青嫵不說話了,但景立也沒有再繼續說下去,只是最後總結道:“楚王妃該有的尊榮,你都會有的。”

“就算……”他頓了頓,才接著道,“就算日後我真的病死,我也會保證不讓你受到波及。”

“放心。”

青嫵說不出別的話來了,她眼睛酸澀,覺得自己又要落淚了。

景立餘光將她攏住,就算她只是顫了顫睫毛也能察覺到。

他自然能瞧出青嫵眼底的感激之意,心裏卻有些不是滋味。

她嫁來楚王府,本就是王妃。

王妃的尊享也都是她應得的。

如今,他不過是許諾了一些本就屬於她的東西。

青嫵卻不知道他在想什麽,她站起身,朝楚王深深一福,認真道:“謝謝您。”

景立盯著她絨絨的頭頂,說:“都是我應當的。”

青嫵卻不這樣覺得,她這十七年活得太艱難,肯對她保有善意的人也並不多。所以,只要有人願意幫她,她都會記得的。

青嫵說:“若是王爺有需要我的地方,青嫵亦是在所不辭的。”

景立笑了一下,把她的話當小姑娘的玩笑,卻也鄭重放在了心底,“好,我記得了。”

青嫵看他臉色仍不大好,糾結了一下,還是問了出來,“王爺的身子……可有大礙?”

景立伸手把桌上的茶點推過去,未答反問,“你早上來,是想給我送藥?”

青嫵點點頭又搖搖頭,“是雞湯。”

景立說:“放心吧,我沒事。”

青嫵離開後,宣禹那邊的藥也終於煎好端過來了。景立端起來,直接一口灌下去,就算是喝慣了苦藥,也沒忍住擰了擰眉。

宣禹在旁邊侯著,見狀忙遞了一杯溫水過去。

景立咳了兩聲,拿帕子擦了擦濕潤的唇角。

他接過水,漱了漱嘴裏的苦味,然後問:“怎麽樣了?”

宣禹知道,他問的是昨日交待的事,回稟道:“文斯閣已經收拾出來了,就是擺件用器還差些,屬下已經讓宣靈帶人去庫房裏挑了。
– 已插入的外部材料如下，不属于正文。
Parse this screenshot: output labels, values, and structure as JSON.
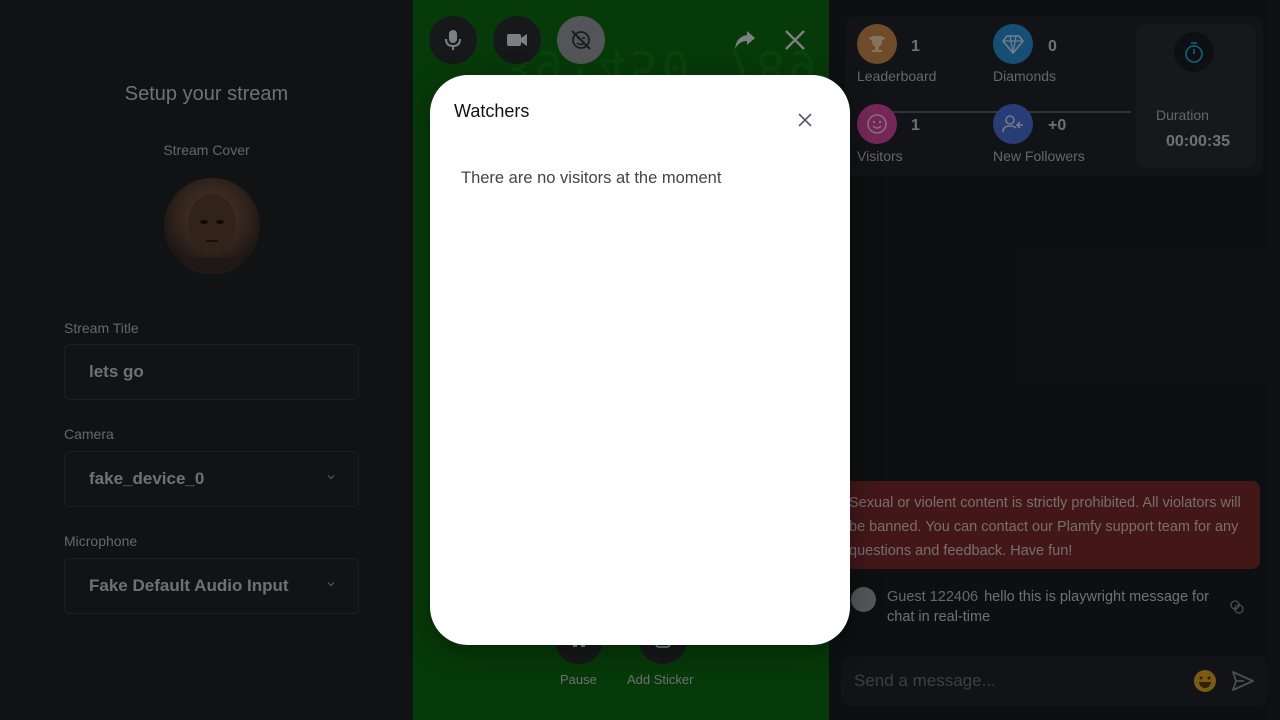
{
  "setup": {
    "title": "Setup your stream",
    "cover_label": "Stream Cover",
    "stream_title_label": "Stream Title",
    "stream_title_value": "lets go",
    "camera_label": "Camera",
    "camera_value": "fake_device_0",
    "microphone_label": "Microphone",
    "microphone_value": "Fake Default Audio Input"
  },
  "video": {
    "background_digits": "39:450 789",
    "controls": [
      "microphone-icon",
      "camera-icon",
      "effects-off-icon",
      "share-icon",
      "close-icon"
    ],
    "bottom_buttons": [
      {
        "label": "Pause",
        "icon": "pause-icon"
      },
      {
        "label": "Add Sticker",
        "icon": "sticker-icon"
      }
    ]
  },
  "stats": {
    "leaderboard": {
      "label": "Leaderboard",
      "value": "1",
      "color": "#c98a4b"
    },
    "diamonds": {
      "label": "Diamonds",
      "value": "0",
      "color": "#2a8fd6"
    },
    "visitors": {
      "label": "Visitors",
      "value": "1",
      "color": "#d64a9e"
    },
    "followers": {
      "label": "New Followers",
      "value": "+0",
      "color": "#4a6fd6"
    },
    "duration": {
      "label": "Duration",
      "value": "00:00:35"
    }
  },
  "chat": {
    "notice": "Sexual or violent content is strictly prohibited. All violators will be banned. You can contact our Plamfy support team for any questions and feedback. Have fun!",
    "messages": [
      {
        "user": "Guest 122406",
        "text": "hello this is playwright message for chat in real-time"
      }
    ],
    "input_placeholder": "Send a message..."
  },
  "modal": {
    "title": "Watchers",
    "empty_text": "There are no visitors at the moment"
  },
  "colors": {
    "video_bg": "#0d6b12",
    "notice_bg": "#7a2a2d",
    "accent_timer": "#1fa3c8"
  }
}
應當明天就能讓方姑娘住進去。”

不知是聽到了那句話,景立眸色微微一暗,但又很快恢覆平靜,他握著茶杯,撂到桌面上,發出了鏘的一聲,跟著他將杯子推給宣禹,吩咐道:“讓她自己去挑吧。讓宣靈給她配一把庫房的鑰匙。”

“是。”

想到那小姑娘身後連個婢女都沒有,景立蹙了一下眉,問:“她連陪嫁丫鬟都沒有嗎?”

宣禹道:“只有一個,昨日受了傷,斷了一根肋骨,眼下正在養傷呢。”

景立說:“既如此,讓宣靈到文斯閣吧,我這邊有你在就行了。”

宣家兄妹都是自小跟在景立身邊,宣禹跟隨景立出生入死,護衛左右,宣靈則留守京中,替他打理後宅事宜,且除了內宅之事,宣靈的功夫也毫不遜色。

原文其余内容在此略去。